第7話
「それでは各クラスの担任の先生をご紹介していきます――」
そんな進行役の人の声を聞きながら、僕は口元に手を当てあくびをかみ殺した。
やはりこの世界でも入学式は入学式だったな――とそんなことを思いながら、隣の席をちらりと見遣る。ニョンコは目を見開いて、食い入るようにステージを見つめていた。
おぉ、やるなぁ。そんなことを一瞬考えたのだが――ふと、違和感に気付く。
顔の割りには姿勢がだらしない。椅子にもたれかかって、顔も心なしか下がり気味だ。どうしたのか――と思ってニョンコの顔をよく見ると。
「あっ、こいつ……」
騙された、寝てやがる!
どうやったのか、起きてるように見えたのはメガネに精巧に描かれた絵? のせいだった。眼鏡の奥にあるニョンコ本人の目は見事に閉じられており、耳を澄ませるとすう、すうと寝息すら聞こえてくる。
くっそ。こいつ、あれだけ前の席がいいっす! とか言ってやがったのに。
……それにしても、この絵マジでどう描いてるんだ? やたらリアルだし、立体的に見えるし。
「――そして四組担任の、マナオ=ランドセル先生です」
「えっ」
――そんな進行役の声が聞こえた瞬間、僕は弾かれるようにステージに視線を戻した。
マナオ? マナオと言ったか今?
僕の聴覚は正確だったようで、ステージの上では、教師用に並べられた席の一角から立ち上がる――百合のような(笑)マナオの姿があった。
「よ、四組の担任を務めます、マニャ、マナオ=ランドセルです。理事長がどうしてもと言うので卒業した後もこの学校に残って差し上げました。よろしくお願いします」
そんなことを言い放ち頭を下げる十歳少女に――ざわり、とホール内にどよめきが起こる。
え? 先生なのあの子。確かにスーツ着てたし、変だなとは思ってたけど……でも十歳だぞ? 十歳の子に先生をさせるなんて――頭トチ狂ってるんじゃないかこの世界。
「ランドセル先生は本学校の卒業生でもあり、飛び級を繰り返し十歳で天術院卒業を果たした非常に優秀な人物であります」
初等部が十二、高等部が十六、天術院が――一番長くて二十一歳で卒業だろ? それを十歳って……無茶苦茶すぎるだろ。

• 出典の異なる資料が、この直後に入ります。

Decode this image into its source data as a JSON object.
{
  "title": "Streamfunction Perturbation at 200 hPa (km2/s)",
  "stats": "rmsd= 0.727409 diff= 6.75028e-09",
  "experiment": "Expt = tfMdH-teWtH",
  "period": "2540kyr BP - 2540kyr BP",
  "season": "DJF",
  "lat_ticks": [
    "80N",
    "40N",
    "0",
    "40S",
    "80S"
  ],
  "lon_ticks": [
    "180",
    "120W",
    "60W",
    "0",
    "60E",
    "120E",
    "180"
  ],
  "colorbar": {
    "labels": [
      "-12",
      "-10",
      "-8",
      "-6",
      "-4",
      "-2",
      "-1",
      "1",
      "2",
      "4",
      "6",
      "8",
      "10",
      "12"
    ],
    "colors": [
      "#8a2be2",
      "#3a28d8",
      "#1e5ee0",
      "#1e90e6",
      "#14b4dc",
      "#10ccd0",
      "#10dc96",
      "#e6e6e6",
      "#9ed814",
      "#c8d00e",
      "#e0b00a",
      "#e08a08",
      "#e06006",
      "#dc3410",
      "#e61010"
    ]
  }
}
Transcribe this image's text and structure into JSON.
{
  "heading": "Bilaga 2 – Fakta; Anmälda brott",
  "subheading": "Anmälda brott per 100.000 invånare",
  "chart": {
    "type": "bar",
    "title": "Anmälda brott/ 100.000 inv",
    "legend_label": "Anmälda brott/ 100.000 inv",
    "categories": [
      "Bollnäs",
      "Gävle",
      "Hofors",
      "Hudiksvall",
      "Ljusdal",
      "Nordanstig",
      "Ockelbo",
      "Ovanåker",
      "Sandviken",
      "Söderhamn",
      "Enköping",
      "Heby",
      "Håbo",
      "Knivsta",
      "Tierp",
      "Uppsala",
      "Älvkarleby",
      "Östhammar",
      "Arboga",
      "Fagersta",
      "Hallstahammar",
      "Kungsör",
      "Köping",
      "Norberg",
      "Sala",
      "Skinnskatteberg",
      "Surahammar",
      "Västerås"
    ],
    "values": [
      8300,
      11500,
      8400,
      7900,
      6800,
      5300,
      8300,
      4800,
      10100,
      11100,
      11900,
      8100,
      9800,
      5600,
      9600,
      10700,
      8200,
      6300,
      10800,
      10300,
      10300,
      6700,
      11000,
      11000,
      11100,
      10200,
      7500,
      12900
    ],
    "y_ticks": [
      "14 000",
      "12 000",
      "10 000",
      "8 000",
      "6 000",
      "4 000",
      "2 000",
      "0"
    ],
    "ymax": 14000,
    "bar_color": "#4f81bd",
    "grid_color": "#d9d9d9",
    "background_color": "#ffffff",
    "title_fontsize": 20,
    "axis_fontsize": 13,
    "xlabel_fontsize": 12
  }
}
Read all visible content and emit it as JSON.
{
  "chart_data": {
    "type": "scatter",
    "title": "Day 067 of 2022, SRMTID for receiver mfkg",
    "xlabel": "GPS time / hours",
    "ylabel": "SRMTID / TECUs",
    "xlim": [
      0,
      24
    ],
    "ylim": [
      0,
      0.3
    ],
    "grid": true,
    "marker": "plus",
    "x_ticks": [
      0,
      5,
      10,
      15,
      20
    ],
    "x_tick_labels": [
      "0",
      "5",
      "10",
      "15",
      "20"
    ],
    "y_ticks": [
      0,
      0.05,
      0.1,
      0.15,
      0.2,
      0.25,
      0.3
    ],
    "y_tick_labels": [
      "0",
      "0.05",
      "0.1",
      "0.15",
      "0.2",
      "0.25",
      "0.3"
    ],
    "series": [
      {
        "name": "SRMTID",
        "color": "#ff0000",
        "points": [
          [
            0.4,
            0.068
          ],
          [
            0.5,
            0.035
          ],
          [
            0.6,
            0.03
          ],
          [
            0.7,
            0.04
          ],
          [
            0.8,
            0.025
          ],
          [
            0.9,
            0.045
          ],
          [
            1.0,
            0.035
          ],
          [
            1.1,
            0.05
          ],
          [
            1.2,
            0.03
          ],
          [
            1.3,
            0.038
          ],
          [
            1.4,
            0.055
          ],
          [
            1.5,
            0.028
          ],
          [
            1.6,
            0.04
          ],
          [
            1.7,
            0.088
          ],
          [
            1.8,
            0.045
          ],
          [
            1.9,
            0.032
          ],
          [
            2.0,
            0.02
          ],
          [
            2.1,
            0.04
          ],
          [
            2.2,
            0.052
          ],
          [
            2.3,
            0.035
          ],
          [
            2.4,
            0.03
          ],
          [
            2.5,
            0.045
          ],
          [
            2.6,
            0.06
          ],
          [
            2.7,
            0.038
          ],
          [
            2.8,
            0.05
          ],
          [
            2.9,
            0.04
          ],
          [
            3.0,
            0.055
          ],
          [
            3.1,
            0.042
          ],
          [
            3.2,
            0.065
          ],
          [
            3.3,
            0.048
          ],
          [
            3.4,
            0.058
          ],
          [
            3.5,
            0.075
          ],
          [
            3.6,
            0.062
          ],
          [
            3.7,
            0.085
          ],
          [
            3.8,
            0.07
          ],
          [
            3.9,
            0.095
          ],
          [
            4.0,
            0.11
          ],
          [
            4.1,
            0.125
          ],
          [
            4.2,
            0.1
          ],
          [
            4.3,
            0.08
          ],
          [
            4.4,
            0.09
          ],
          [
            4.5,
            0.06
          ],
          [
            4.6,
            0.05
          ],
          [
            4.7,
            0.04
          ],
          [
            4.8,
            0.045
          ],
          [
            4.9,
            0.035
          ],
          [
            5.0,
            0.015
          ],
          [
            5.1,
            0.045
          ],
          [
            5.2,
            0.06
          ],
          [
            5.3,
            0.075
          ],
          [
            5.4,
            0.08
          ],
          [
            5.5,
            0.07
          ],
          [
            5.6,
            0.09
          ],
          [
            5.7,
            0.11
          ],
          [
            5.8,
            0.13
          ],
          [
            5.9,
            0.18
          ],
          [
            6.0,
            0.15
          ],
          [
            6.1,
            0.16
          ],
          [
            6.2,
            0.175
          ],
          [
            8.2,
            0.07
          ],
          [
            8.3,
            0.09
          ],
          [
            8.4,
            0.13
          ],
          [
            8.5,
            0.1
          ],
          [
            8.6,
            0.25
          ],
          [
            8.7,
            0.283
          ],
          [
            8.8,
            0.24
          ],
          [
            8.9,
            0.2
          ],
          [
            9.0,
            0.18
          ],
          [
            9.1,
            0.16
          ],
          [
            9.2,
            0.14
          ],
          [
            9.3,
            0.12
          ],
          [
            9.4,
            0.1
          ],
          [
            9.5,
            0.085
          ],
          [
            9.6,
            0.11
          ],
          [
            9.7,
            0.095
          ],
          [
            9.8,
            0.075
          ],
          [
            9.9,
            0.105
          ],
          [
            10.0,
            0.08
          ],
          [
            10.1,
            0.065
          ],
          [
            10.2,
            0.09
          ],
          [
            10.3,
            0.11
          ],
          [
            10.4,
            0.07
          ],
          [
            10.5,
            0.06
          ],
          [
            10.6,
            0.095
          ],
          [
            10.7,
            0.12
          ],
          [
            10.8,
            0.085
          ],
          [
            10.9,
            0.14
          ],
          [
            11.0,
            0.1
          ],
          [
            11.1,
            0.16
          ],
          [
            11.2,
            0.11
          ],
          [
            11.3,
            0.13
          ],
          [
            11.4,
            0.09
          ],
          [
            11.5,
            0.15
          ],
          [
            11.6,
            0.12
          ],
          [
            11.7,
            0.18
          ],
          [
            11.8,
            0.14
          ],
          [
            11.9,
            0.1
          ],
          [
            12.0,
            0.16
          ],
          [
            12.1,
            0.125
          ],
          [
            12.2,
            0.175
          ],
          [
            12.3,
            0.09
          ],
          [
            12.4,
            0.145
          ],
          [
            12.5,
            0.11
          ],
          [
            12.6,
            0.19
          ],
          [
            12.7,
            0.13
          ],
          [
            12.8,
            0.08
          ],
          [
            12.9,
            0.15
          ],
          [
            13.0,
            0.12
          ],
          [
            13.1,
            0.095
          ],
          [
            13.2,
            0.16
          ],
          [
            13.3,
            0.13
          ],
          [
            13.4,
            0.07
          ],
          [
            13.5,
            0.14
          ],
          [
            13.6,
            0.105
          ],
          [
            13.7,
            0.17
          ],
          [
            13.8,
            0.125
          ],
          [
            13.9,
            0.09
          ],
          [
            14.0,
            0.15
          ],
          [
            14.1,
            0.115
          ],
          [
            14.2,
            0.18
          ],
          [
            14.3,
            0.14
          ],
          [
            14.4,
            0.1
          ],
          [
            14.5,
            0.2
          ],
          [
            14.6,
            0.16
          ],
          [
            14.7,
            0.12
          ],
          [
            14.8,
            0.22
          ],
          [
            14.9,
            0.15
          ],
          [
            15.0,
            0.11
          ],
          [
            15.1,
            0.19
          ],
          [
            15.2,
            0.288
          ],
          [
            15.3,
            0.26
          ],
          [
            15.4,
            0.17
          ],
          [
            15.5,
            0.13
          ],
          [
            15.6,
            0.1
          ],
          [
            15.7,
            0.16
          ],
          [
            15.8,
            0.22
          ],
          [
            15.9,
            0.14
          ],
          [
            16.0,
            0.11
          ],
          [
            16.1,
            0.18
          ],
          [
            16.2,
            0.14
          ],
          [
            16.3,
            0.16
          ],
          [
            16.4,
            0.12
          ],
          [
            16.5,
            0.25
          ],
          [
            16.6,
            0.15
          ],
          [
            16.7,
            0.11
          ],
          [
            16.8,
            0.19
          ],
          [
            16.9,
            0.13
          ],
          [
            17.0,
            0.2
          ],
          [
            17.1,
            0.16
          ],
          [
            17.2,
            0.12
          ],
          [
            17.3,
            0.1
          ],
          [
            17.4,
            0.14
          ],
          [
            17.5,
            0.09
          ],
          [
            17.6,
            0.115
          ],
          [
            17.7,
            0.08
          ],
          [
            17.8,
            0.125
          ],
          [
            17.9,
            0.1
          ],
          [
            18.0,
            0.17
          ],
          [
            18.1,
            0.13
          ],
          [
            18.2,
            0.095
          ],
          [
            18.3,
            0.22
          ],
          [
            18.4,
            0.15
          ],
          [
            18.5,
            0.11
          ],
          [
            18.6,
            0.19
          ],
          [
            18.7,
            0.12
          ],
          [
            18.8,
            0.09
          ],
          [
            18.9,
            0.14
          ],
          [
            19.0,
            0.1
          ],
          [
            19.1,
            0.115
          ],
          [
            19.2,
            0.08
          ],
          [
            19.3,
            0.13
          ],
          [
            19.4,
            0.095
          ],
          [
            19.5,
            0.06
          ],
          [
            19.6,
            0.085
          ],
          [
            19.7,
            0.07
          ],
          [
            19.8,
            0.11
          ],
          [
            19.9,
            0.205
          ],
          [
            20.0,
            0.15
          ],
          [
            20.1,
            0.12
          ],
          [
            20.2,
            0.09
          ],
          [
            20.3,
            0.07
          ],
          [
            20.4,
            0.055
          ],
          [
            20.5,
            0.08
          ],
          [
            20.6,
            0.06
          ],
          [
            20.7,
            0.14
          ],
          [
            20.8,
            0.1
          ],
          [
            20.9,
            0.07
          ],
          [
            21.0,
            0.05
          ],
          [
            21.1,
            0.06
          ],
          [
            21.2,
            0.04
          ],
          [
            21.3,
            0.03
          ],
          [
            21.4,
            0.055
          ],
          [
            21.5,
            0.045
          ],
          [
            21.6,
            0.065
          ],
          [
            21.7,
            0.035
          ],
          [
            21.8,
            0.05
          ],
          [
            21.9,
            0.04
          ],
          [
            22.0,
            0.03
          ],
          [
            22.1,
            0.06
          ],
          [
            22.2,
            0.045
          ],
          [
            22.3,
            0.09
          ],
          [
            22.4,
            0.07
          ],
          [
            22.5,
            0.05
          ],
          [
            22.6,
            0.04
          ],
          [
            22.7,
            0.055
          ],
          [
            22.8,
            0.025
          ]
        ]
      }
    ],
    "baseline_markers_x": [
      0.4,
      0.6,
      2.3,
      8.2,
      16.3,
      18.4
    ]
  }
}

ちょっと無理ある設定なんじゃないですか? えぇ?
ホール内から盛大な拍手を受け、顔を赤らめはにかみながらもう一度頭を下げるマナオ。
なんだこれは……。今僕は異次元なものを見ている。これが神童というやつか……。
『ふん。レイにもそれくらいの――否、それ以上のポテンシャルはあるのではないかえ? なにせ、わらわ特製の頭脳と体を持つのだからの』
紹介と軽い意気込みスピーチが終わり、マナオが椅子に座るのを呆然と見ていると、頭の中に響く声があった。
『パースフォン。もう仕事はいいのか』
『もういいのじゃっ!』
若干怒ったような様子で返事をするパースフォン。どうしたの?
だが、確かにパースフォンの言う通りだ。つい凡人の頭脳で考えてしまうが、僕にもポテンシャルはあるはずなのだ。神童と言われる彼女が十歳で卒業したというのならば――僕も十歳で卒業してみせよう。